How to Increase Your Car’s Value Before Selling just launched which allows you to sell your car to dealers. As anyone who has ever sold or bought a second hand car knows the price ultimately comes down to more than the specifications of the car but will also take into account other factors such as its condition in various senses and even cleanliness. Roughly 65% of the value of a used car is down to its make, model and age and the rest is entirely down to condition. Bearing this in mind, doing a few little things to improve its condition before sale can be worth hundreds or even thousands of pounds to you. Obviously it is important to balance the cost of these repairs with the possible increase in value but if handled carefully doing this can leave you quids in for only a little extra effort.

The main thing to bear in mind is that a car that works sells for far more than a car that doesn’t. If your car is currently on blocks or on the verge of breaking down then it is very likely that you’ll be able to increase its value by getting a little bit of work done – just the bear minimum to make it properly road worthy. The goal of this exercise is to spend absolutely as little as possible on the cheapest possible part so that the car passes muster at inspection.

Then there are more cosmetic problems. Many chips to window screens can be easily and cheaply fixed, dents can be beaten out and scratches t-cut away. If moving parts such as broken wind mirrors and car seats can be replaced cheaply by getting a second hand part on ebay then this is usually worth doing.

The issue of road tax is slightly more complicated. On the one hand, you can’t transfer the road tax that you purchase as part of the sale and so it will not directly impact your car’s value to purchase or renew road tax if it is about to expire. On the other hand, cars tend to be worth more if the inspector can legally test drive it on roads. Unfortunately there’s not much you can do to optimise value in this regard except to sell your car sooner rather than later if the road tax is about to be up. If it has already run out there is no point in re-taxing it just to have it inspected.

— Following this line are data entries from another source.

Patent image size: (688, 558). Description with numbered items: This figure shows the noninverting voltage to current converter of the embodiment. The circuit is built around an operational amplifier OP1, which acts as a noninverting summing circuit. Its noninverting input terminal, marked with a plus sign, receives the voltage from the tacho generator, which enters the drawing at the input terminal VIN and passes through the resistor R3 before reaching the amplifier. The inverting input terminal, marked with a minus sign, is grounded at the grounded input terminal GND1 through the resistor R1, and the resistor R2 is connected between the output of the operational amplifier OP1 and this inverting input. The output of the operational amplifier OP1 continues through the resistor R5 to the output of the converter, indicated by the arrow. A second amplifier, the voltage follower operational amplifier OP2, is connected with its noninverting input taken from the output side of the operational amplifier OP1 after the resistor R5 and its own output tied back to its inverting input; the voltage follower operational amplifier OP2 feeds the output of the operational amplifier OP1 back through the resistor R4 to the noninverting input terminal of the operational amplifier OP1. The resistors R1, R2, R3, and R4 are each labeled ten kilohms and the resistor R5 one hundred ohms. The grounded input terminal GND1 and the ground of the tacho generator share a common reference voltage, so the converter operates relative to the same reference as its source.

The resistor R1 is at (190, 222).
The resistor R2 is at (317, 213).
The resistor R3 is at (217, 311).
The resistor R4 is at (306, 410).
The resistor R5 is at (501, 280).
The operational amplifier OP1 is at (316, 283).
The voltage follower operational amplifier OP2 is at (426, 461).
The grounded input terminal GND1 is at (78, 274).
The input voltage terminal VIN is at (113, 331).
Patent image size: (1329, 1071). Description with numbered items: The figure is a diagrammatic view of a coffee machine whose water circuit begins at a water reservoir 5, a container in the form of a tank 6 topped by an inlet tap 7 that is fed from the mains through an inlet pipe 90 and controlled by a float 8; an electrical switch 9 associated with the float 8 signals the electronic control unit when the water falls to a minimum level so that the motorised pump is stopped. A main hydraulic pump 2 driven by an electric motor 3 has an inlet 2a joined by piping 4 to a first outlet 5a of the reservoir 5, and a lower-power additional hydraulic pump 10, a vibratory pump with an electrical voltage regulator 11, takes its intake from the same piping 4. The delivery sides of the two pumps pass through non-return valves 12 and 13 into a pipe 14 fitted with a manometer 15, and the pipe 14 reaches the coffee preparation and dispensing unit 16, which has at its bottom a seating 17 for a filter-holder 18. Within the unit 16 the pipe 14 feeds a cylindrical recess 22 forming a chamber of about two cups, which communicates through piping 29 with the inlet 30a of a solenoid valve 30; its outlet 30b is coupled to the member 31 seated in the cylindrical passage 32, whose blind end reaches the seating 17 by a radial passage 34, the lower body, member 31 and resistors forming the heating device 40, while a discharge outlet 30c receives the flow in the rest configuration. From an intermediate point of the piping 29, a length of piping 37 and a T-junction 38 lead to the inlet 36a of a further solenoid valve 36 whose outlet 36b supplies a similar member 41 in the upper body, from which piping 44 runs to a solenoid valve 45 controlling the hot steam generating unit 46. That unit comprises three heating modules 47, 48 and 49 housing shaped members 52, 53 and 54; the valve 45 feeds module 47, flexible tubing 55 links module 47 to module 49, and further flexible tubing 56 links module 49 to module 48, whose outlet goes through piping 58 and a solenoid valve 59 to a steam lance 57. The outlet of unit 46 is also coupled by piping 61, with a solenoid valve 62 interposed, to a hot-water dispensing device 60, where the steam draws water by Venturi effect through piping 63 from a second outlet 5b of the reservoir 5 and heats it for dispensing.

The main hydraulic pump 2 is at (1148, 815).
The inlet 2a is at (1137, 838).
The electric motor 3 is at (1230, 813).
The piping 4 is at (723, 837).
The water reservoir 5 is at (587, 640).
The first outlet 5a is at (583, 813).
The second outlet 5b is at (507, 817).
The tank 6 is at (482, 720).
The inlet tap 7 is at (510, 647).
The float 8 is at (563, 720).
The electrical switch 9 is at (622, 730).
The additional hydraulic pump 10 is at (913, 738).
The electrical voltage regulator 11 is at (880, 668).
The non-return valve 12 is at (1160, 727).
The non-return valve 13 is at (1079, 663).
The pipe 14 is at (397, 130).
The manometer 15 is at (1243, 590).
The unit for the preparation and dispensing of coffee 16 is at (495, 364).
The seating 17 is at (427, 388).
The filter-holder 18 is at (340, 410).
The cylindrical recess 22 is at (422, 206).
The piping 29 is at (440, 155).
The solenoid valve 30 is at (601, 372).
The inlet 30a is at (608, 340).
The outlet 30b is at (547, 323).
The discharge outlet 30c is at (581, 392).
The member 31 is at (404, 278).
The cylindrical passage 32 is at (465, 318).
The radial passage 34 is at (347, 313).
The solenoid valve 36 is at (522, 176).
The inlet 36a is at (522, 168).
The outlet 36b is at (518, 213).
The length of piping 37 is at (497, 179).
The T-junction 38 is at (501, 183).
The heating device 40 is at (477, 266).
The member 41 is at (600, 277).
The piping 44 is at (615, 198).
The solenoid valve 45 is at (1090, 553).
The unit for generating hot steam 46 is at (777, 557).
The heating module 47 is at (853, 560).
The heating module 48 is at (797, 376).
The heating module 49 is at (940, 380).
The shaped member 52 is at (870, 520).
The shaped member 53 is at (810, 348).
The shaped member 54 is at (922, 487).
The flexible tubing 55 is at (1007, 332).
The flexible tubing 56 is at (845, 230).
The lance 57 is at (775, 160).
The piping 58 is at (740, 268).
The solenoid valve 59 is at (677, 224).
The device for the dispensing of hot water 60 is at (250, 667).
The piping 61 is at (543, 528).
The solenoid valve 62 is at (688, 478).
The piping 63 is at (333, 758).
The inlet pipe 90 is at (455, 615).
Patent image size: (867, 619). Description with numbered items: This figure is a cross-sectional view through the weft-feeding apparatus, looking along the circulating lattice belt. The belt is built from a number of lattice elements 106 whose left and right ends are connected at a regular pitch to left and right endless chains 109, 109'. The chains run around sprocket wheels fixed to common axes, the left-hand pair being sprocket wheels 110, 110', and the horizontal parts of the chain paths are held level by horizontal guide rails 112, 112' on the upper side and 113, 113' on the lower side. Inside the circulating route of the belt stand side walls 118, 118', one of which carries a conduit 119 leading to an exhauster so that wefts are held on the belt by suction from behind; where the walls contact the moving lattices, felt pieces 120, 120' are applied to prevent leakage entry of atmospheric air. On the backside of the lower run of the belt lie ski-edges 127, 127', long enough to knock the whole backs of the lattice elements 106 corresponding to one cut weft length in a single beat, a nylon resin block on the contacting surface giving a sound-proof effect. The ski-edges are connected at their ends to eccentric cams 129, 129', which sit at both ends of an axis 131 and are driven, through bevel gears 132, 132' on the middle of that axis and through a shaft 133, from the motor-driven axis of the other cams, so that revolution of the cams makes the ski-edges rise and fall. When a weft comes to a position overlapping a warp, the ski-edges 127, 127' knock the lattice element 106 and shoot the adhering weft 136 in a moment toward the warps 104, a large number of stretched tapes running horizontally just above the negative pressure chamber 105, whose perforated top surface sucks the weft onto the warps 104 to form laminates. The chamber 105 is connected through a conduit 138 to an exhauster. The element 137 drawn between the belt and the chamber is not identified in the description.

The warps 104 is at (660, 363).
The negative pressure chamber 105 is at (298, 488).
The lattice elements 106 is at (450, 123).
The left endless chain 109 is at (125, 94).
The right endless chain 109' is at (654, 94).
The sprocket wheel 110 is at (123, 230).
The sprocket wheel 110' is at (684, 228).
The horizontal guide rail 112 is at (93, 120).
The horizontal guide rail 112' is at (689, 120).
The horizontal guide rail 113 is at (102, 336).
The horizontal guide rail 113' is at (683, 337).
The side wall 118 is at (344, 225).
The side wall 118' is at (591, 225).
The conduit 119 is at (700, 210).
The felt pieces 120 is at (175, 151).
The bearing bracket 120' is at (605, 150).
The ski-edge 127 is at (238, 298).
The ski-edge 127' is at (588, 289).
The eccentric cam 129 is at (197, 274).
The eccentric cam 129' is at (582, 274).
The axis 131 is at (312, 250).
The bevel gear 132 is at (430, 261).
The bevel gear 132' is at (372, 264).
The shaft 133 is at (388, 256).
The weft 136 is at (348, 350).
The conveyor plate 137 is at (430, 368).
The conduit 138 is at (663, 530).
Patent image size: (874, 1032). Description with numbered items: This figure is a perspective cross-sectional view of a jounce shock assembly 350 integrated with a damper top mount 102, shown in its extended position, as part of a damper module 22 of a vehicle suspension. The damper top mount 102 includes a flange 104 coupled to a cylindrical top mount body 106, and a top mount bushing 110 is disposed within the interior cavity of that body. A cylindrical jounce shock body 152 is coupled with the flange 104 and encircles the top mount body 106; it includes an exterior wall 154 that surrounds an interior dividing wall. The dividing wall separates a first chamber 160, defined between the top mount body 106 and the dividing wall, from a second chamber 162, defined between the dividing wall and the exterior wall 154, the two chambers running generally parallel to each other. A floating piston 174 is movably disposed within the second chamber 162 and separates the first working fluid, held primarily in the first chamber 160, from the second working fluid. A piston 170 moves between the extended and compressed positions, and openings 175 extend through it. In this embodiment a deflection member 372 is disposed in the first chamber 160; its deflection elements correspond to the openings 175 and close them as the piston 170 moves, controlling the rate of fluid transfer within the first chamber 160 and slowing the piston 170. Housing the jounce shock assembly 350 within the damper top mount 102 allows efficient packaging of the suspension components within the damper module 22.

Cleaning is also an important element as mentioned above. Obviously it does not materially affect the substance of the car but value is always based on someone’s impressions of a thing. If the inspector or valuer gets a better impression of a car’s value then they are likely to rate it more highly. It may be silly as it would always be cleaned before resale anyway but it’s human psychology and it works so it’s best to use it if you’re going to sell your car.  That’s the way to increase value: little, cheap tweaks that alter the overall impression someone is likely to get of the vehicle when they first see it.